堪らなく楽しい数学(4)

 

前回は、分数を拡張して、自然に100割るゼロを考えると、何でもゼロで割れば、ゼロで、面白いのは、どの様に考えを一般化してもある自然な仮定で、それに限ると言うことが証明されたことである。導入、動機、一意性、すなわち、それ以外の考えが無いこと、それらが、高校レベルの数学で、簡単に証明されたと言う事実である。出版された論文は、高校生にも十分理解できる内容である。具体的な結果は、
 関数 y = 1/x のグラフは、原点で ゼロである
と宣言している。すなわち、 1/0=0 である。


 関数 y = 1/xのグラフを想像して、そんな馬鹿な、信じられない、そのようなことは考えるべきではないとは、結構な数学者の真面目な意見であった。現在でも真面目な意見であると言える。

 

ゼロ除算b/0=0の驚きの観点は、そのような結果しか、あり得ないこと、千年を越える問題、懸念であったこと、結果の驚きと簡明さである。驚きは 直角双曲線y = 1/xは正からゼロに近づけば限りなく大きくなり、 負からゼロに近づくと限りなく負の無限大に近づくが、原点でゼロであるという、強力な不連続性にある。前回の1ページくらいの解説ですべて証明される結果に 千年以上の歳月がかかったのは、不可能であるという、揺るがぬ結果に対する思い込みに みんなで囚われていたという、事ではないだろうか:

 

ゼロの起源と発見、 寺下寛子、富山数学教育学研究No.4(2004), 81-90

にゼロはインドで発見され、ゼロ除算について、面白いことが書かれている: 85ぺージ 右、 中ほど; ゼロによる割り算はインドの数学者たちを悩ませた。 ブラーフマグプタ(紀元628年にゼロが出現)以降:

シュリーダラ(750年頃)     a/0=0

マハーヴィーラ(850年頃)    a/0=a

アールヤバタ(950年頃)     a/0=0

シュリーパタ(1040年頃)数学で a/0=0

 

天才数学者たちを回想すると、驚嘆すべき 世界史上の事件ではないだろうか。

発想、証明、結果の簡明さ、それらは、数学は ゼロ除算b/0=0を確定せしめている と考える。しかしながら、我々の感性は、容易には受け入れられず、違和感が当分するのではないだろうか。
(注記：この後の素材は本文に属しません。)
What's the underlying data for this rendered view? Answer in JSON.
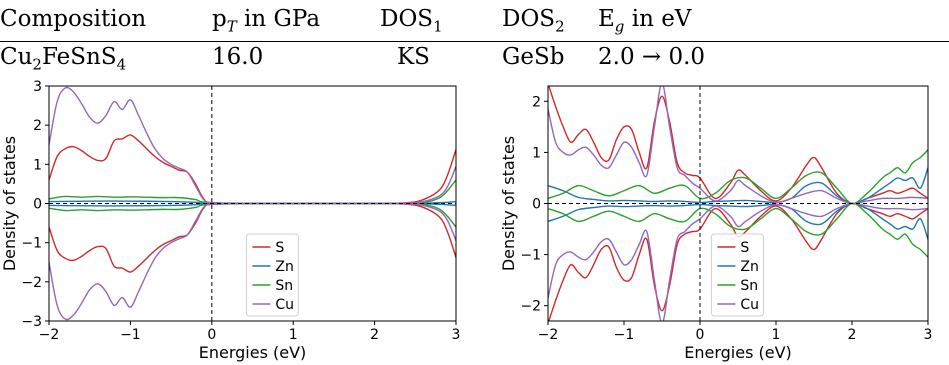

我々の研究グループでも一様に それは何だと驚嘆、びっくりしていたものである。

 

現在、複素解析学への影響を検討しているが、そこでは、無限遠点に対して、ゼロ点を対応すべきであるとか、 解析関数は孤立特異点で確定値をとる など、全く新しい驚嘆すべき結果が得られるので、 慎重に、慎重に研究を進めている。100/0=0,0/0=0, 無限遠点とゼロ点の一致、それらは数学ばかりではなく、世界観の変更を求めている。数学とユニバースは調和がとれていて、結果は受け入れるべきであり、ちょうど天動説が地動説に変わったように世界観の変更が要求されていると考える。―

 

 ここに簡潔な基本的な数学の結果がある、それはユニバースの解釈に大きな意味を有するのではないだろうか? ゼロ除算b/0=0の意味を知りたい

そこで、次回、その意味を追及したい。